View: https://www.youtube.com/watch?v=RrK8kQMINuY
robo hippy
That's a good idea, can it move up and down and fore and aft too?I use the same hood but I have it attached to a piece of T-track so I can slide it the length of the lathe.
Bob
Although he built it some clever operational features, and Bob built a method for it to move parallel to the lathe, that hood, at its perimeter edge, is still one-dimensional and allowing air to be drawn in from the top and sides nowhere near as close to the dust source as his previous Raffan-style hood system. Yes, being telescopic helps, but it could be better. This big gulp hood would be far more effective if it had a roof and sidewalls that came forward toward the lathe and the wood, forcing the majority draw of the air to come right past the spinning wood and drawing the dust into the hood. As it is, that hood will draw some of its air from around the rear of the lathe area instead of pulling most of the air from in front of the lathe where it can capture and contain, practically speaking, nearly every bit of dust instead of giving some dust the opportunity to be thrown away from the suction stream by way of the spinning wood and tooling.
This could be achieved simply by securing strips of cardboard a few inches wide to the perimeter edge of the hood, aiming them forward toward the dust source. This will force the draw of air to come closer to the dust source, making the overall system that much more effective.

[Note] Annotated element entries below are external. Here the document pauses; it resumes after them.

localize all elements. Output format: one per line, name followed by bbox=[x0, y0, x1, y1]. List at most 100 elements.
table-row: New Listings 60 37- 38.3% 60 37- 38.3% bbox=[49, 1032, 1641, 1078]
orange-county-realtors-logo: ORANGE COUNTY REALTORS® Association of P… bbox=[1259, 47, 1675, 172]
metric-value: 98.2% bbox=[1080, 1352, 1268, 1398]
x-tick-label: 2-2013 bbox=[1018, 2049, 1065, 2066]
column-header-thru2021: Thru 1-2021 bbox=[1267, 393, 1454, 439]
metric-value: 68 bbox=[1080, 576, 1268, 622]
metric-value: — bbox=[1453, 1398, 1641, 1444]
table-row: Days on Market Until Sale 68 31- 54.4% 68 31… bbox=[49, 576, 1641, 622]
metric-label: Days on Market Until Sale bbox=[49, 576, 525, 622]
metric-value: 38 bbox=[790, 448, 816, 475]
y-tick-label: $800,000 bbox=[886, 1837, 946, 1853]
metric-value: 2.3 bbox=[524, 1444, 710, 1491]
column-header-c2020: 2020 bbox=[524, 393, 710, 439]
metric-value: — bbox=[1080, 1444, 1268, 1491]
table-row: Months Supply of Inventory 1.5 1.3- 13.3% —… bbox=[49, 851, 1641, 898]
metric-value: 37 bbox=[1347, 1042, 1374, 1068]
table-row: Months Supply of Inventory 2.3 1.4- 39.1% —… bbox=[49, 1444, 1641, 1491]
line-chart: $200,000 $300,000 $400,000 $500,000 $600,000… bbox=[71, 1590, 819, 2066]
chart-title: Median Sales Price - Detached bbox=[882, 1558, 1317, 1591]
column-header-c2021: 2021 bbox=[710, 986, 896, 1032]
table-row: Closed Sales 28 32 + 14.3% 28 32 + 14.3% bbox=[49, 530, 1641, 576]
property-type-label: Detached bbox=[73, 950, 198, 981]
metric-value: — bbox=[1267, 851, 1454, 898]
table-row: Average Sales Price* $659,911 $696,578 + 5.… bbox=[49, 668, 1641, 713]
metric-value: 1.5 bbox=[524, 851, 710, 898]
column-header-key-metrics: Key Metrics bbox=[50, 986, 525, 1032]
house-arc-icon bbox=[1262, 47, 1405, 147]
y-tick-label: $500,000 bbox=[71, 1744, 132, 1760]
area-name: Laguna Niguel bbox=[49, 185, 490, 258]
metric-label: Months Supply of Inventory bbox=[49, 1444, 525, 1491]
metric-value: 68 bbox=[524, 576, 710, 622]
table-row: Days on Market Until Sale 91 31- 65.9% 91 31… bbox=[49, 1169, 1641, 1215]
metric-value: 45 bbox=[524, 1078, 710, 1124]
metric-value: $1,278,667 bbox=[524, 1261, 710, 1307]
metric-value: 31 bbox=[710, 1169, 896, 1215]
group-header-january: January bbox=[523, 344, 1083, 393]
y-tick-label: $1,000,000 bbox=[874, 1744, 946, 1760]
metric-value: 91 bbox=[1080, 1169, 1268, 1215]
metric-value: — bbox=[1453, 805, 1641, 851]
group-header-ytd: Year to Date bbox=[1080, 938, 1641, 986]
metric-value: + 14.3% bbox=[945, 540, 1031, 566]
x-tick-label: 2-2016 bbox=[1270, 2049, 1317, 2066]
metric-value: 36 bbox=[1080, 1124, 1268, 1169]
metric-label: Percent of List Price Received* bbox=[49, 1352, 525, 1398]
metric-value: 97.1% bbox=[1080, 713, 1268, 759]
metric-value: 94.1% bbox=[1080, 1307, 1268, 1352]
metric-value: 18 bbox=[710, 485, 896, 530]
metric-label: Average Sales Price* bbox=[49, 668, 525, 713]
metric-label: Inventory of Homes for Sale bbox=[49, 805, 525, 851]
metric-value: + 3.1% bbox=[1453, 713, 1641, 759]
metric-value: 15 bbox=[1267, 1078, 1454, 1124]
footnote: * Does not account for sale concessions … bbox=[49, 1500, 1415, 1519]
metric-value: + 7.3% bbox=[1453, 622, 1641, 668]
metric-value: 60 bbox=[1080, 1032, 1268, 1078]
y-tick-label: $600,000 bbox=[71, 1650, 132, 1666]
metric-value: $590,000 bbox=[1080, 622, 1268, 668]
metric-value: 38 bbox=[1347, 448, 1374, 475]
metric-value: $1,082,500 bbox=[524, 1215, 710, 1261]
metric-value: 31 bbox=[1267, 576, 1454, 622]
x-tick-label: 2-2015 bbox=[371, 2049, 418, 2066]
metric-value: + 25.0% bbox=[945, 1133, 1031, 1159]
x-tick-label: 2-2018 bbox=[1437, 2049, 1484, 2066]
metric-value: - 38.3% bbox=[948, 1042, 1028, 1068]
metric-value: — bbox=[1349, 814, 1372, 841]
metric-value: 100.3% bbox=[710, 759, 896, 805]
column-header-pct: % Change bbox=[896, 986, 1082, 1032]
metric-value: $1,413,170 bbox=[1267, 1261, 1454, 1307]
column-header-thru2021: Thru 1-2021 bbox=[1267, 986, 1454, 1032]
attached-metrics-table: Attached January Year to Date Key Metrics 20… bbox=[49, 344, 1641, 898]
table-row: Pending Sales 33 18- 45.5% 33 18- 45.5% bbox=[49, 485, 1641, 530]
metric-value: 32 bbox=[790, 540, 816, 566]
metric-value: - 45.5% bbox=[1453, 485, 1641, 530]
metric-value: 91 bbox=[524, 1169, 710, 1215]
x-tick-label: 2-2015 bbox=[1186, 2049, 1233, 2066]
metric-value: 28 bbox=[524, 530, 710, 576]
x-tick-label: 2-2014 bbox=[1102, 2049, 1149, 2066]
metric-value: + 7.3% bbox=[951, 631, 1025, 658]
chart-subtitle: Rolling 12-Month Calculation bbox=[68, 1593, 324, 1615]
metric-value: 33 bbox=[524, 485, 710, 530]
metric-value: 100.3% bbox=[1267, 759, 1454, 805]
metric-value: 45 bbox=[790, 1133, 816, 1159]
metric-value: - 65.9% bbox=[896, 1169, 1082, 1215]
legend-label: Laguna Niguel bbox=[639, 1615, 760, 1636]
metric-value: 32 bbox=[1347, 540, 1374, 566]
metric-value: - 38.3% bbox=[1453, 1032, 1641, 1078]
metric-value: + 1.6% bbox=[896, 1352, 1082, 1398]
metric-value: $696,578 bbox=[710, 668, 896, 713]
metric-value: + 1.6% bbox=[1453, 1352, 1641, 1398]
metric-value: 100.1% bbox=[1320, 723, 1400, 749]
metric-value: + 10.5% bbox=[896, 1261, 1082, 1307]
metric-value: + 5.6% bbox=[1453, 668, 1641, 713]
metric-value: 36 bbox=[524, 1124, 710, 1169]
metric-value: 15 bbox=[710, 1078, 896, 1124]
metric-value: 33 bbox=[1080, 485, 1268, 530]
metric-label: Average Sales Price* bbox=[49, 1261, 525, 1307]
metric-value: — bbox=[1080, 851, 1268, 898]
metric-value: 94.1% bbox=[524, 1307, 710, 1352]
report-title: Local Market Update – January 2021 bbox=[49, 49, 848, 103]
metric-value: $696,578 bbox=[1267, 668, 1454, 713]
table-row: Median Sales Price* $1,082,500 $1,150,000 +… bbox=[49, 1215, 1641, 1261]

At the 10:50 mark, he stated he wanted/needed the smaller footprint, and that it allows for more storage behind the lathe. I respect that.Is it worth doing that, why not continue to use the Raffan style collector? Tomasic doesn't mention if his latest hood is more efficient
I needed to clean my shop today. I swept the floor collecting about 1/2 cubic ft of shavings from several second turned projects. After 15 min, my readings were 60-50-35. (10-2.5-1.0) In 5min, readings dropped to 30-10-4. In another 5 min, all readings bounced between 5 and 2. Original specs would give me about 1 air change/min from my DC. 10 year old performance ? I'm headed to Florida next week. I'll continue monitoring in April.Your welcome, Steve, and thankyou for sharing your findings... excellent report!
On the accuracy of these consumer-level meters, I think you have summarised the key point to be made about them when you say, "the meter's results can average up to 60% off from actual pollutant levels... <snip> But, if my device is showing me single digit particulates less than 12" from the spinning wood, even corrected for that 60% error, I'm in good shape."
We have down here a member of a dust extraction forum who was responsible for setting up and monitoring the cleanroom labs at the university where he worked and he has used and tested some of these consumer-level meters along side a high-end professional particle counter that he has/had available to him and he reports a similar level of accuracy, which, if that is understood, is more than adequate for our purposes.
I look forward to reading many more reports from other forum members, like the one from you and @Mike Zip Hamilton, giving the readings they are getting from their DE setups.